Start small: pick one resource type with multiple instances and apply the pattern. You'll immediately see the benefits. Then expand to your entire infrastructure.
Your future self (and your team) will thank you.
Bonus: AI-Assisted Terraform
Want AI assistants like GitHub Copilot or Kiro to automatically generate mapping constructs?

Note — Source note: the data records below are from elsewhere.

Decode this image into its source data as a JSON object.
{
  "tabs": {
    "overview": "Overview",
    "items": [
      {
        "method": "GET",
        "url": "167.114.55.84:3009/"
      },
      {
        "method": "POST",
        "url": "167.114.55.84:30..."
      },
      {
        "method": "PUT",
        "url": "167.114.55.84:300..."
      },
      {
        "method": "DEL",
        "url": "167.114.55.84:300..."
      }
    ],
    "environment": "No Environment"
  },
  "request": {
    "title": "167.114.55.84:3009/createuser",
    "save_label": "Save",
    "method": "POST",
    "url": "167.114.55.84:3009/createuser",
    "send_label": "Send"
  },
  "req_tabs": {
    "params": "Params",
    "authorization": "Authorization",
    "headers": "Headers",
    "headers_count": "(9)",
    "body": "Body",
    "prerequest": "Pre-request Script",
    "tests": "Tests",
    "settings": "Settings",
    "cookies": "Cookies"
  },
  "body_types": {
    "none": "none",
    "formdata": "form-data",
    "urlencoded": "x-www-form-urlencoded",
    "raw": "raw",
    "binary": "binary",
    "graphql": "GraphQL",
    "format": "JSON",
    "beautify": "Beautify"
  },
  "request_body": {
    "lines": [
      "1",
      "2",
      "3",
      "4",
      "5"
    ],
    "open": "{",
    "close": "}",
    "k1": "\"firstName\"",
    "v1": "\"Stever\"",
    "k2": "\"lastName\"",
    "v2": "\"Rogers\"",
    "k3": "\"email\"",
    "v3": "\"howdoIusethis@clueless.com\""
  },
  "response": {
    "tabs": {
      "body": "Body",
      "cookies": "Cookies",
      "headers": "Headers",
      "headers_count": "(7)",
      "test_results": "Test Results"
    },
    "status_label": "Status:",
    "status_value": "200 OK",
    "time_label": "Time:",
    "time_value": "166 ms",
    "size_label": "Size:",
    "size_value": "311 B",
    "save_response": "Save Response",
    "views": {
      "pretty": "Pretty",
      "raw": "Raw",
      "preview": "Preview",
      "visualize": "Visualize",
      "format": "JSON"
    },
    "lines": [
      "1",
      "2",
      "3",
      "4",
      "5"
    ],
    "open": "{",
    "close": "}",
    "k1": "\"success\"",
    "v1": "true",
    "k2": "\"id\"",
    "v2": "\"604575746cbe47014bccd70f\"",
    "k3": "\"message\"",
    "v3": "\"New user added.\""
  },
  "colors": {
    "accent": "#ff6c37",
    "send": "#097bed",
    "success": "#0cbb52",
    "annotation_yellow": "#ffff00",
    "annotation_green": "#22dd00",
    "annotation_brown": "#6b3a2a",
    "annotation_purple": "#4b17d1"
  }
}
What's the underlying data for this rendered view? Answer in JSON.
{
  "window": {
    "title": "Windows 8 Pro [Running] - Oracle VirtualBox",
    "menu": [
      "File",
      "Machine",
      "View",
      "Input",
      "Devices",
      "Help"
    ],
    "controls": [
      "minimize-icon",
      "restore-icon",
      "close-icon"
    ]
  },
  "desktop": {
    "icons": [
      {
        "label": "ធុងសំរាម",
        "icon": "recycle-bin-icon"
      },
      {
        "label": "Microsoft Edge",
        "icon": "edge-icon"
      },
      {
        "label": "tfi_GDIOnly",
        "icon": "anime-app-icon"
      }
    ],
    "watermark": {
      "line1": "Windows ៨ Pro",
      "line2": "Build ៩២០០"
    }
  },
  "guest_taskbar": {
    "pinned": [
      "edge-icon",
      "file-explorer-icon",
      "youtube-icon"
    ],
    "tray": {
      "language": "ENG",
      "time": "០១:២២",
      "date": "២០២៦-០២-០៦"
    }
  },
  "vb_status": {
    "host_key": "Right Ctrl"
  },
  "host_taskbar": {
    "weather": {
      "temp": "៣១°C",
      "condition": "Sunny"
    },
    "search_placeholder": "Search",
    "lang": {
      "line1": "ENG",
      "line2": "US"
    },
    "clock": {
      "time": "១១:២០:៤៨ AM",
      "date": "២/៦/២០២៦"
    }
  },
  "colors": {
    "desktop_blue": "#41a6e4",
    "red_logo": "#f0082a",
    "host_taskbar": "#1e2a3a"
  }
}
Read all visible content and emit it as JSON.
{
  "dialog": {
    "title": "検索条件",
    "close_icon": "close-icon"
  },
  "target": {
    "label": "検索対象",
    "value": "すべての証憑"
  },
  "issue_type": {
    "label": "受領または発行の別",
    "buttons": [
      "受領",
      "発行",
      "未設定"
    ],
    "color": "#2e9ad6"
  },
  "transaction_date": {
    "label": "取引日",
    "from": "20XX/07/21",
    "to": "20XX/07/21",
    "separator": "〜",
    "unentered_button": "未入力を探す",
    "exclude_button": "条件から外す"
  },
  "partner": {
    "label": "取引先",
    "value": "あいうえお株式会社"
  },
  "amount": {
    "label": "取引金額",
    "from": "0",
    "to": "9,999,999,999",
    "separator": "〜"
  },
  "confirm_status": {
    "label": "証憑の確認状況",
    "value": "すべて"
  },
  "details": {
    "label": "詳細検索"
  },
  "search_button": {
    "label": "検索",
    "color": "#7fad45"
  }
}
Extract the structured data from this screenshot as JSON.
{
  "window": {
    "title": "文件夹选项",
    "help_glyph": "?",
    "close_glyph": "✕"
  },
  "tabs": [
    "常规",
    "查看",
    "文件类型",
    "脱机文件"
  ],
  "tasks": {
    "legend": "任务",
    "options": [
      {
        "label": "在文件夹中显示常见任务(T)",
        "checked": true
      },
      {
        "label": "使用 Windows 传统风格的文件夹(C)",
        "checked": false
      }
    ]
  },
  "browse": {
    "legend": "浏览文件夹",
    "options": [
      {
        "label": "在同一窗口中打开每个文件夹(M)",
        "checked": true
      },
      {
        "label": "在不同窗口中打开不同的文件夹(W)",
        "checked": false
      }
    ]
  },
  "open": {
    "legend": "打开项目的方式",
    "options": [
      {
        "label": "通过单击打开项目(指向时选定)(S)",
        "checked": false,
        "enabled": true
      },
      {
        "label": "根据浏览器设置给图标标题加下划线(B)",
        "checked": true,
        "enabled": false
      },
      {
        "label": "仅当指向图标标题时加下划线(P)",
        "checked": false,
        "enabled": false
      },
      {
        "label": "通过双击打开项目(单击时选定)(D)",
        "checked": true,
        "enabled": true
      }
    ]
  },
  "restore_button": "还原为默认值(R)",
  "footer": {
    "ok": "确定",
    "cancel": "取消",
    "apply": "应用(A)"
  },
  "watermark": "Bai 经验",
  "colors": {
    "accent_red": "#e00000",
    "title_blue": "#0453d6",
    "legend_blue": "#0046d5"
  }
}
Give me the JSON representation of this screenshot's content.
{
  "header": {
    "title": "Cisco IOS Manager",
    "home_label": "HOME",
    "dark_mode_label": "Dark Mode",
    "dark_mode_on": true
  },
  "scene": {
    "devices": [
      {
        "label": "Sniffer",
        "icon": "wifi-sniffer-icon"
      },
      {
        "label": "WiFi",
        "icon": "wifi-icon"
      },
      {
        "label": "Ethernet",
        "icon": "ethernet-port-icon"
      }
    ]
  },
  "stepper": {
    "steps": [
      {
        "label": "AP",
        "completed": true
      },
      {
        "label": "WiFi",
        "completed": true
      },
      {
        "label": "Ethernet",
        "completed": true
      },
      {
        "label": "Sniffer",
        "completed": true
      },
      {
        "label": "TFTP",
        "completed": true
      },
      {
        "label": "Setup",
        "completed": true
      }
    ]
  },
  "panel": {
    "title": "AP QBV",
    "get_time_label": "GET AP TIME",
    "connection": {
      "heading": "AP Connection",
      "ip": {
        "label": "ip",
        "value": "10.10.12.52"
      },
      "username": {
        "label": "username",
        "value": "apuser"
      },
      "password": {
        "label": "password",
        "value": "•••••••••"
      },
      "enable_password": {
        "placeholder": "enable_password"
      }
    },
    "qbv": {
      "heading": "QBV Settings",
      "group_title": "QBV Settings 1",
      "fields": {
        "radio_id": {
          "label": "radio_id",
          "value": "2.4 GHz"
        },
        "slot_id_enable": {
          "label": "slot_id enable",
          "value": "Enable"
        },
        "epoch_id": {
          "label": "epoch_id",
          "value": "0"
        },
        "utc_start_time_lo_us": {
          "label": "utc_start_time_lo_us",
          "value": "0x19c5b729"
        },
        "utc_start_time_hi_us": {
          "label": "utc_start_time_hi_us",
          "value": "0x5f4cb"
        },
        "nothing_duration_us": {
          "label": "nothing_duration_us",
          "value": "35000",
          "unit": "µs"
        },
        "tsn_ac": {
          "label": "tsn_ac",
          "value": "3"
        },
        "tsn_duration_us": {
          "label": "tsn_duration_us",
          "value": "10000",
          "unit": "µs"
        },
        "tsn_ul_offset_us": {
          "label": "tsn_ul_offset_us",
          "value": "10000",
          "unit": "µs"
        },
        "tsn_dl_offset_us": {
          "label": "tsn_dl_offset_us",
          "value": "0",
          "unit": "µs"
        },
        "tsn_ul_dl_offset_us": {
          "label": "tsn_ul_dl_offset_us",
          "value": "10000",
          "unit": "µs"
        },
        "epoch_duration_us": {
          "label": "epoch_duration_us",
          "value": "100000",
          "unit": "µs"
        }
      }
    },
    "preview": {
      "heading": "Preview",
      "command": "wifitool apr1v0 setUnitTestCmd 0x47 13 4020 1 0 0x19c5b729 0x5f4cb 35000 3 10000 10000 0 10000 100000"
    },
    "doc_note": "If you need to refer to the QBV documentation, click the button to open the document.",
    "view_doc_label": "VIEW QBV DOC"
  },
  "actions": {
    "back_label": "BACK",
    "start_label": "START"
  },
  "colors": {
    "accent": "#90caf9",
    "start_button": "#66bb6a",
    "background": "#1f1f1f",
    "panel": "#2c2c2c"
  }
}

Add this steering file to your project:
Create .kiro/steering/terraform-format.md:
<!-- ---
inclusion: fileMatch
fileMatchPattern: ['**/*.tf', '**/*.hcl']
---
-->
# Terraform Standards
## Multi-Resource Pattern
**CRITICAL**: For multiple instances of the same resource type, always use the mapping construct pattern:
### 1. Define defaults in variables.tf
variable "default_lambda_config" {
default = {
runtime = "python3.12"
memory_size = 512
timeout = 60
}
}
### 2. Merge configurations in locals.tf
locals {
custom_lambda_config = {
"function-name" = {
memory_size = 1024 # Override
}
}
lambda_config = {
for name, config in local.custom_lambda_config : name => merge(
var.default_lambda_config,
config,
{ function_name = "${var.app_name}-${name}" }
)
}
}
### 3. Deploy with for_each in main.tf
module "lambda_function" {
source = "terraform-aws-modules/lambda/aws"
for_each = local.lambda_config
function_name = each.value.function_name
runtime = each.value.runtime
memory_size = each.value.memory_size
}
Now AI tools will automatically follow this pattern when generating Terraform code for your project.